Marion Klein was dead. Her hand was cold and hard as she lay in the funeral home. Father Mark knew she had moved on. He had touched her inanimate body. He had said the funeral service and watched as the last mourner filed out into the night. Another lovely woman had fallen victim to cancer.
But what was he to make of the mysterious message recording on his answering machine as he walked through his back door? A brittle voice cried out to him from the funeral home: “Please come back if you can. Marion Klein is alive.”

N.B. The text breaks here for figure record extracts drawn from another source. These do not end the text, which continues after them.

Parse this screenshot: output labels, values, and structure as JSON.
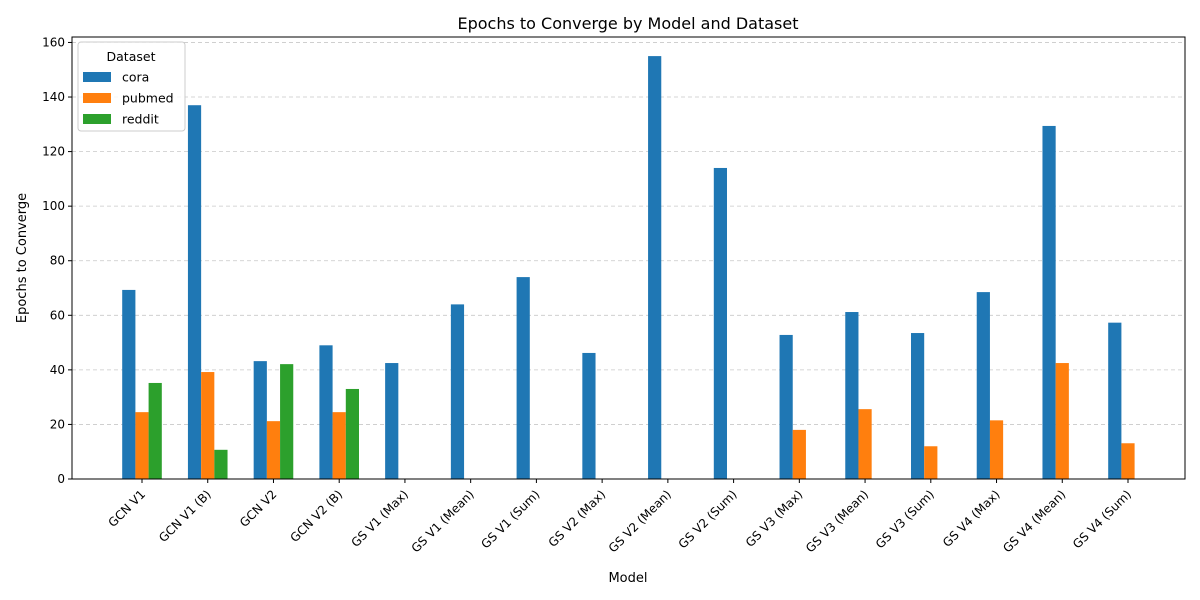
{
  "chart_data": {
    "type": "bar",
    "title": "Epochs to Converge by Model and Dataset",
    "xlabel": "Model",
    "ylabel": "Epochs to Converge",
    "ylim": [
      0,
      162
    ],
    "yticks": [
      0,
      20,
      40,
      60,
      80,
      100,
      120,
      140,
      160
    ],
    "grid": "y-dashed",
    "legend": {
      "title": "Dataset",
      "placement": "top-left"
    },
    "categories": [
      "GCN V1",
      "GCN V1 (B)",
      "GCN V2",
      "GCN V2 (B)",
      "GS V1 (Max)",
      "GS V1 (Mean)",
      "GS V1 (Sum)",
      "GS V2 (Max)",
      "GS V2 (Mean)",
      "GS V2 (Sum)",
      "GS V3 (Max)",
      "GS V3 (Mean)",
      "GS V3 (Sum)",
      "GS V4 (Max)",
      "GS V4 (Mean)",
      "GS V4 (Sum)"
    ],
    "series": [
      {
        "name": "cora",
        "color": "#1f77b4",
        "values": [
          69.3,
          137,
          43.2,
          49,
          42.5,
          64,
          74,
          46.2,
          155,
          114,
          52.8,
          61.2,
          53.5,
          68.5,
          129.4,
          57.3
        ]
      },
      {
        "name": "pubmed",
        "color": "#ff7f0e",
        "values": [
          24.5,
          39.2,
          21.2,
          24.5,
          0,
          0,
          0,
          0,
          0,
          0,
          18,
          25.6,
          12,
          21.5,
          42.5,
          13.1
        ]
      },
      {
        "name": "reddit",
        "color": "#2ca02c",
        "values": [
          35.2,
          10.7,
          42.1,
          33,
          0,
          0,
          0,
          0,
          0,
          0,
          0,
          0,
          0,
          0,
          0,
          0
        ]
      }
    ]
  }
}
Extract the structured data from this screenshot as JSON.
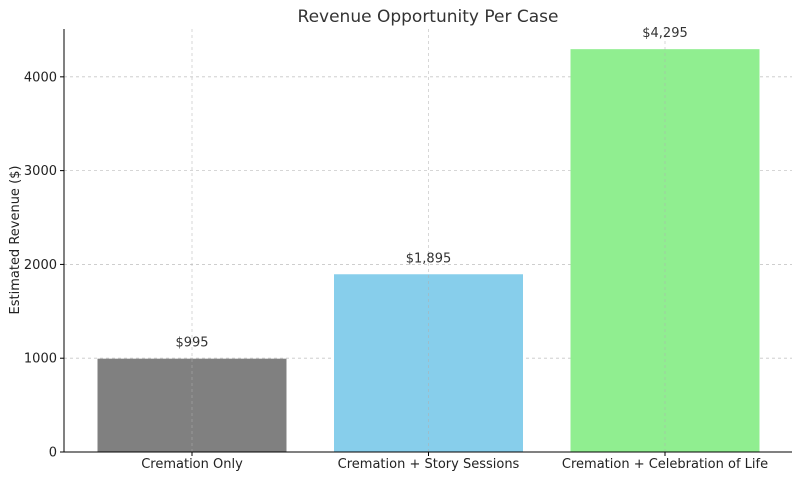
{
  "chart_data": {
    "type": "bar",
    "title": "Revenue Opportunity Per Case",
    "xlabel": "",
    "ylabel": "Estimated Revenue ($)",
    "categories": [
      "Cremation Only",
      "Cremation + Story Sessions",
      "Cremation + Celebration of Life"
    ],
    "values": [
      995,
      1895,
      4295
    ],
    "data_labels": [
      "$995",
      "$1,895",
      "$4,295"
    ],
    "bar_colors": [
      "#808080",
      "#87ceeb",
      "#90ee90"
    ],
    "ylim": [
      0,
      4510
    ],
    "yticks": [
      0,
      1000,
      2000,
      3000,
      4000
    ],
    "ytick_labels": [
      "0",
      "1000",
      "2000",
      "3000",
      "4000"
    ],
    "grid": true,
    "legend": "none"
  }
}
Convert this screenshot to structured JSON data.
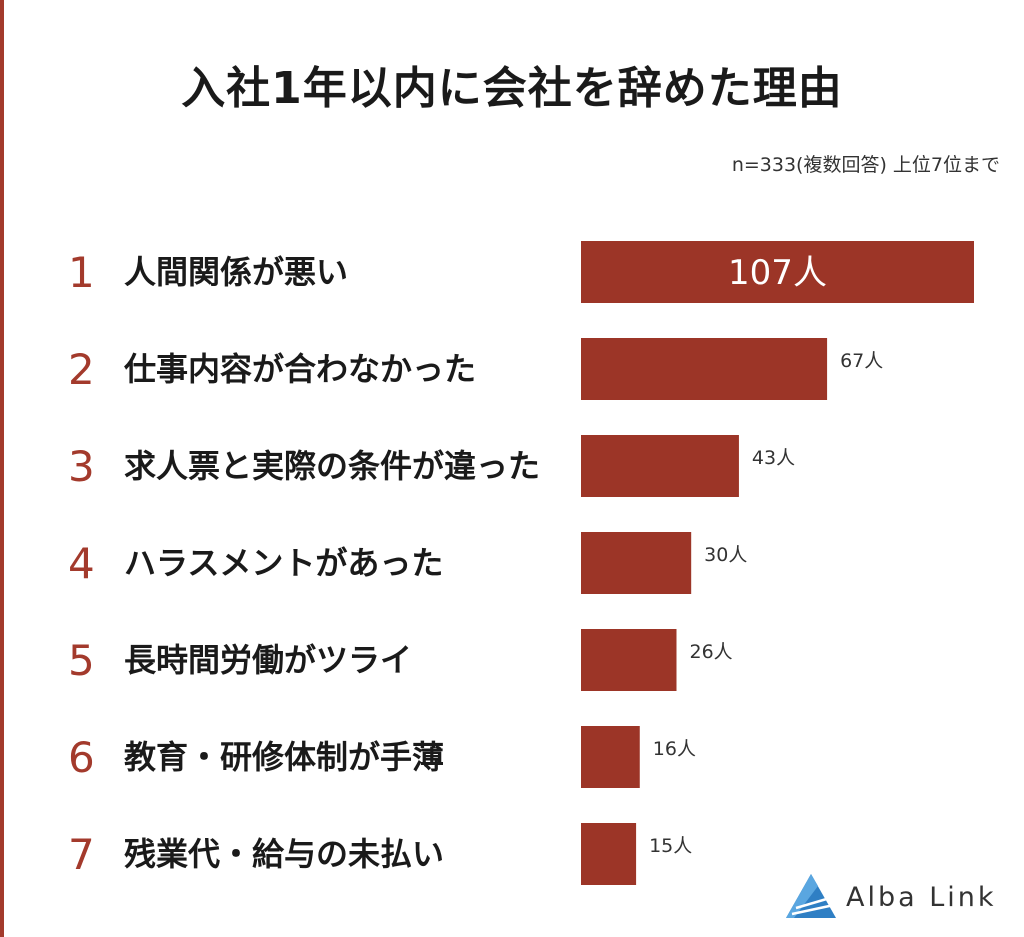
{
  "colors": {
    "accent": "#a33a2c",
    "bar": "#9c3527",
    "logo": "#2f7fc4"
  },
  "chart_data": {
    "type": "bar",
    "orientation": "horizontal",
    "title": "入社1年以内に会社を辞めた理由",
    "subtitle": "n=333(複数回答) 上位7位まで",
    "ranks": [
      "1",
      "2",
      "3",
      "4",
      "5",
      "6",
      "7"
    ],
    "categories": [
      "人間関係が悪い",
      "仕事内容が合わなかった",
      "求人票と実際の条件が違った",
      "ハラスメントがあった",
      "長時間労働がツライ",
      "教育・研修体制が手薄",
      "残業代・給与の未払い"
    ],
    "values": [
      107,
      67,
      43,
      30,
      26,
      16,
      15
    ],
    "value_labels": [
      "107人",
      "67人",
      "43人",
      "30人",
      "26人",
      "16人",
      "15人"
    ],
    "value_unit": "人",
    "xlim": [
      0,
      107
    ],
    "grid": false,
    "legend": "none"
  },
  "brand": {
    "name": "Alba Link",
    "icon": "alba-link-logo-icon"
  }
}
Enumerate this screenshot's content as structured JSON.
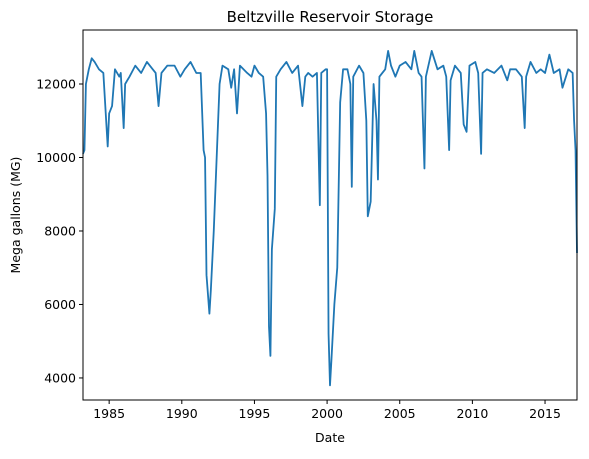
{
  "chart_data": {
    "type": "line",
    "title": "Beltzville Reservoir Storage",
    "xlabel": "Date",
    "ylabel": "Mega gallons (MG)",
    "color": "#1f77b4",
    "x": [
      1983.2,
      1983.3,
      1983.4,
      1983.6,
      1983.8,
      1984.0,
      1984.3,
      1984.6,
      1984.9,
      1985.0,
      1985.2,
      1985.4,
      1985.7,
      1985.8,
      1986.0,
      1986.1,
      1986.4,
      1986.8,
      1987.2,
      1987.6,
      1988.0,
      1988.2,
      1988.4,
      1988.6,
      1989.0,
      1989.5,
      1989.9,
      1990.2,
      1990.6,
      1991.0,
      1991.3,
      1991.5,
      1991.6,
      1991.7,
      1991.9,
      1992.0,
      1992.2,
      1992.4,
      1992.6,
      1992.8,
      1993.2,
      1993.4,
      1993.6,
      1993.8,
      1994.0,
      1994.5,
      1994.8,
      1995.0,
      1995.3,
      1995.6,
      1995.8,
      1995.9,
      1996.0,
      1996.1,
      1996.2,
      1996.4,
      1996.5,
      1996.8,
      1997.2,
      1997.6,
      1998.0,
      1998.3,
      1998.5,
      1998.7,
      1999.0,
      1999.3,
      1999.5,
      1999.6,
      1999.9,
      2000.0,
      2000.1,
      2000.2,
      2000.3,
      2000.5,
      2000.7,
      2000.9,
      2001.1,
      2001.4,
      2001.6,
      2001.7,
      2001.8,
      2002.2,
      2002.5,
      2002.7,
      2002.8,
      2003.0,
      2003.2,
      2003.4,
      2003.5,
      2003.6,
      2004.0,
      2004.2,
      2004.4,
      2004.7,
      2005.0,
      2005.4,
      2005.8,
      2006.0,
      2006.3,
      2006.5,
      2006.7,
      2006.8,
      2007.2,
      2007.6,
      2008.0,
      2008.2,
      2008.4,
      2008.5,
      2008.8,
      2009.2,
      2009.4,
      2009.6,
      2009.8,
      2010.2,
      2010.4,
      2010.6,
      2010.7,
      2011.0,
      2011.5,
      2012.0,
      2012.4,
      2012.6,
      2013.0,
      2013.4,
      2013.6,
      2013.7,
      2014.0,
      2014.4,
      2014.7,
      2015.0,
      2015.3,
      2015.6,
      2016.0,
      2016.2,
      2016.6,
      2016.9,
      2017.0,
      2017.1,
      2017.2
    ],
    "values": [
      10100,
      10200,
      12000,
      12400,
      12700,
      12600,
      12400,
      12300,
      10300,
      11200,
      11400,
      12400,
      12200,
      12300,
      10800,
      12000,
      12200,
      12500,
      12300,
      12600,
      12400,
      12300,
      11400,
      12300,
      12500,
      12500,
      12200,
      12400,
      12600,
      12300,
      12300,
      10200,
      10000,
      6800,
      5750,
      6400,
      8000,
      10000,
      12000,
      12500,
      12400,
      11900,
      12400,
      11200,
      12500,
      12300,
      12200,
      12500,
      12300,
      12200,
      11200,
      9500,
      5400,
      4600,
      7500,
      8600,
      12200,
      12400,
      12600,
      12300,
      12500,
      11400,
      12200,
      12300,
      12200,
      12300,
      8700,
      12300,
      12400,
      12400,
      5200,
      3800,
      4500,
      6000,
      7000,
      11500,
      12400,
      12400,
      12000,
      9200,
      12200,
      12500,
      12300,
      11000,
      8400,
      8800,
      12000,
      11000,
      9400,
      12200,
      12400,
      12900,
      12500,
      12200,
      12500,
      12600,
      12400,
      12900,
      12300,
      12200,
      9700,
      12200,
      12900,
      12400,
      12500,
      12200,
      10200,
      12100,
      12500,
      12300,
      10900,
      10700,
      12500,
      12600,
      12300,
      10100,
      12300,
      12400,
      12300,
      12500,
      12100,
      12400,
      12400,
      12200,
      10800,
      12200,
      12600,
      12300,
      12400,
      12300,
      12800,
      12300,
      12400,
      11900,
      12400,
      12300,
      11000,
      10200,
      7400
    ],
    "xlim": [
      1983.2,
      2017.2
    ],
    "xticks": [
      1985,
      1990,
      1995,
      2000,
      2005,
      2010,
      2015
    ],
    "ylim": [
      3400,
      13470
    ],
    "yticks": [
      4000,
      6000,
      8000,
      10000,
      12000
    ]
  }
}
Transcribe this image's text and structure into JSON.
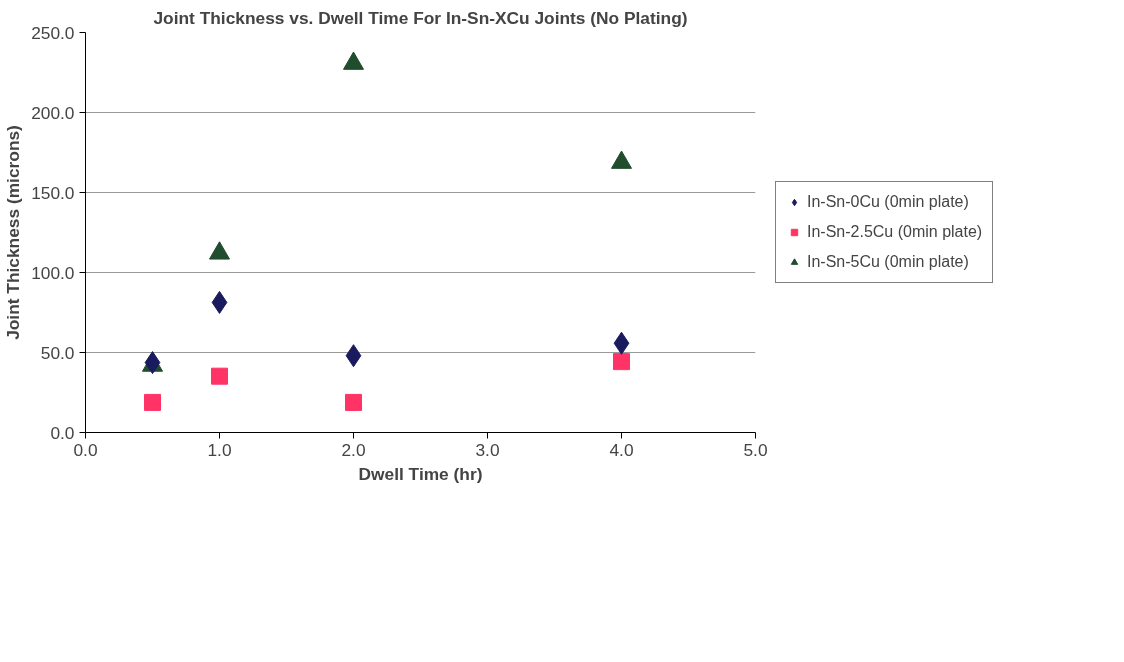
{
  "chart_data": {
    "type": "scatter",
    "title": "Joint Thickness vs. Dwell Time For In-Sn-XCu Joints (No Plating)",
    "xlabel": "Dwell Time (hr)",
    "ylabel": "Joint Thickness (microns)",
    "xlim": [
      0,
      5
    ],
    "ylim": [
      0,
      250
    ],
    "xticks": [
      {
        "value": 0,
        "label": "0.0"
      },
      {
        "value": 1,
        "label": "1.0"
      },
      {
        "value": 2,
        "label": "2.0"
      },
      {
        "value": 3,
        "label": "3.0"
      },
      {
        "value": 4,
        "label": "4.0"
      },
      {
        "value": 5,
        "label": "5.0"
      }
    ],
    "yticks": [
      {
        "value": 0,
        "label": "0.0"
      },
      {
        "value": 50,
        "label": "50.0"
      },
      {
        "value": 100,
        "label": "100.0"
      },
      {
        "value": 150,
        "label": "150.0"
      },
      {
        "value": 200,
        "label": "200.0"
      },
      {
        "value": 250,
        "label": "250.0"
      }
    ],
    "grid": "y",
    "legend": "right",
    "series": [
      {
        "name": "In-Sn-0Cu (0min plate)",
        "color": "#1a1a5e",
        "marker": "diamond",
        "x": [
          0.5,
          1,
          2,
          4
        ],
        "values": [
          43.7,
          81.3,
          48,
          55.8
        ]
      },
      {
        "name": "In-Sn-2.5Cu (0min plate)",
        "color": "#ff3366",
        "marker": "square",
        "x": [
          0.5,
          1,
          2,
          4
        ],
        "values": [
          18.8,
          35.2,
          18.8,
          44.3
        ]
      },
      {
        "name": "In-Sn-5Cu (0min plate)",
        "color": "#1f4d2e",
        "marker": "triangle",
        "x": [
          0.5,
          1,
          2,
          4
        ],
        "values": [
          41.9,
          112,
          230.6,
          168.7
        ]
      }
    ]
  }
}
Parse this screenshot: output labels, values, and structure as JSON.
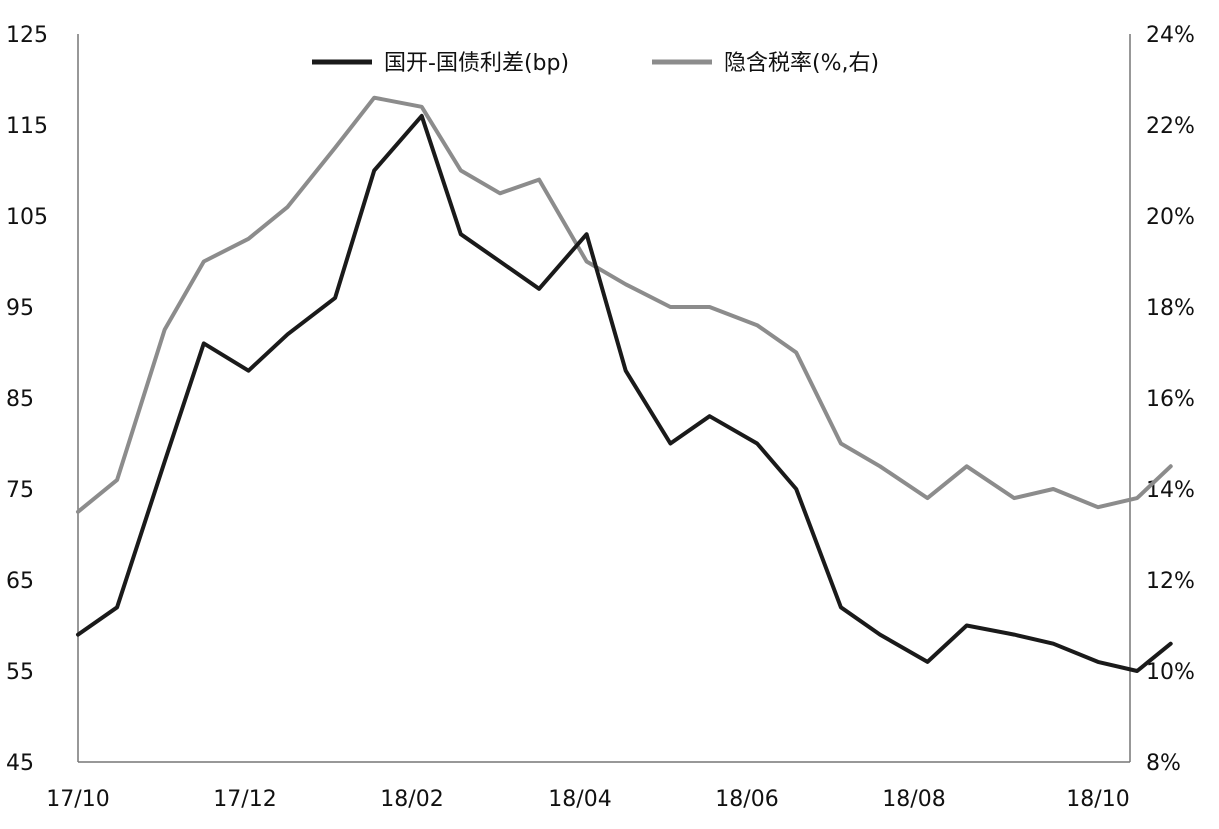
{
  "chart_data": {
    "type": "line",
    "x_ticks": [
      "17/10",
      "17/12",
      "18/02",
      "18/04",
      "18/06",
      "18/08",
      "18/10"
    ],
    "y_left_ticks": [
      "125",
      "115",
      "105",
      "95",
      "85",
      "75",
      "65",
      "55",
      "45"
    ],
    "y_right_ticks": [
      "24%",
      "22%",
      "20%",
      "18%",
      "16%",
      "14%",
      "12%",
      "10%",
      "8%"
    ],
    "y_left_range": [
      45,
      125
    ],
    "y_right_range": [
      8,
      24
    ],
    "grid": false,
    "legend_position": "top-center",
    "x_dates": [
      "2017-10-01",
      "2017-10-15",
      "2017-11-01",
      "2017-11-15",
      "2017-12-01",
      "2017-12-15",
      "2018-01-01",
      "2018-01-15",
      "2018-02-01",
      "2018-02-15",
      "2018-03-01",
      "2018-03-15",
      "2018-04-01",
      "2018-04-15",
      "2018-05-01",
      "2018-05-15",
      "2018-06-01",
      "2018-06-15",
      "2018-07-01",
      "2018-07-15",
      "2018-08-01",
      "2018-08-15",
      "2018-09-01",
      "2018-09-15",
      "2018-10-01",
      "2018-10-15",
      "2018-10-27"
    ],
    "series": [
      {
        "name": "国开-国债利差(bp)",
        "axis": "left",
        "color": "#1a1a1a",
        "values": [
          59,
          62,
          78,
          91,
          88,
          92,
          96,
          110,
          116,
          103,
          100,
          97,
          103,
          88,
          80,
          83,
          80,
          75,
          62,
          59,
          56,
          60,
          59,
          58,
          56,
          55,
          58
        ]
      },
      {
        "name": "隐含税率(%,右)",
        "axis": "right",
        "color": "#8c8c8c",
        "values": [
          13.5,
          14.2,
          17.5,
          19.0,
          19.5,
          20.2,
          21.5,
          22.6,
          22.4,
          21.0,
          20.5,
          20.8,
          19.0,
          18.5,
          18.0,
          18.0,
          17.6,
          17.0,
          15.0,
          14.5,
          13.8,
          14.5,
          13.8,
          14.0,
          13.6,
          13.8,
          14.5
        ]
      }
    ]
  }
}
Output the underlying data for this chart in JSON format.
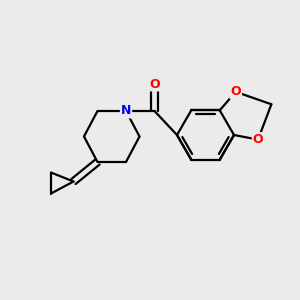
{
  "background_color": "#ebebeb",
  "bond_color": "#000000",
  "N_color": "#0000ff",
  "O_color": "#ff0000",
  "bond_width": 1.6,
  "figsize": [
    3.0,
    3.0
  ],
  "dpi": 100,
  "xlim": [
    0,
    10
  ],
  "ylim": [
    0,
    10
  ]
}
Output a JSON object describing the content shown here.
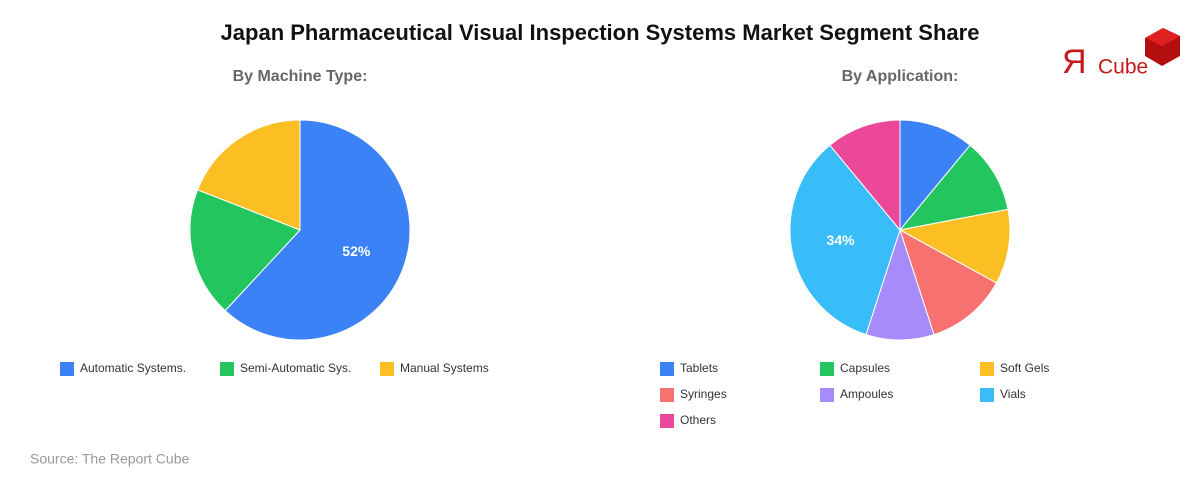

A whirl of incredible images crashed through the quiet community of Royal Oaks. Marion Klein was alive! In short order the ambulance rushed her warming body to the hospital. Incredulous doctors soon discovered that not only was the woman alive: she was well. The cancer was gone.
Back at home, nine year old CJ Walker shuddered as newscasts exploded across the TV screen. Here, in his own city, a wonderful woman had returned to life. The young boy sat in the darkness, taking it all in. Only CJ knew the truth. “It was me.”
He had stood by his mother at the funeral service, eyes wide in the hush of sorrow surrounding the dead woman’s body. His young hand had reached out for Marion. “Be well.” And with that touch, those simple words, she had risen from the dead.
Far away in New York, fifteen year old Anthony Cross lay still in his bed, barely breathing. Lung cancer had claimed the life of his mother six years ago. His broken father paced the hallways, willing his dying son to live. Under the rich mahogany panels crowning the great halls of his mansion, the powerful man fought for his son, summoning private physicians and round-the-clock nurses. Mr. Cross knew Anthony’s final hour was fast approaching, despite all the treatments for his leukemia. He would do anything to save the life of his only son.
Other miracles followed the first. The city of Royal Oaks was in an uproar. Distraught mothers stood in the rain on CJ’s front lawn, clutching the hands of their sick sons and daughters. Police fought to keep order as hundreds of ailing men and women closed in on CJ’s front porch, seeking a miracle. As a captain from the Department of Defense walked through her door, CJ’s mother Lynn knew that all hope of a normal life for her young son was rapidly fading.
The Rising is, quite simply, an excellent book. CJ, his parents, and his pastor, Father Mark, are thrown into unpredictable settings as the world moves in upon them, seeking to control the boy who can overpower death itself. Greed and fear flare wildly in scenes touched by hope and the beauty of love. The ending is startling in its fast-paced drama. I look forward to the sequel!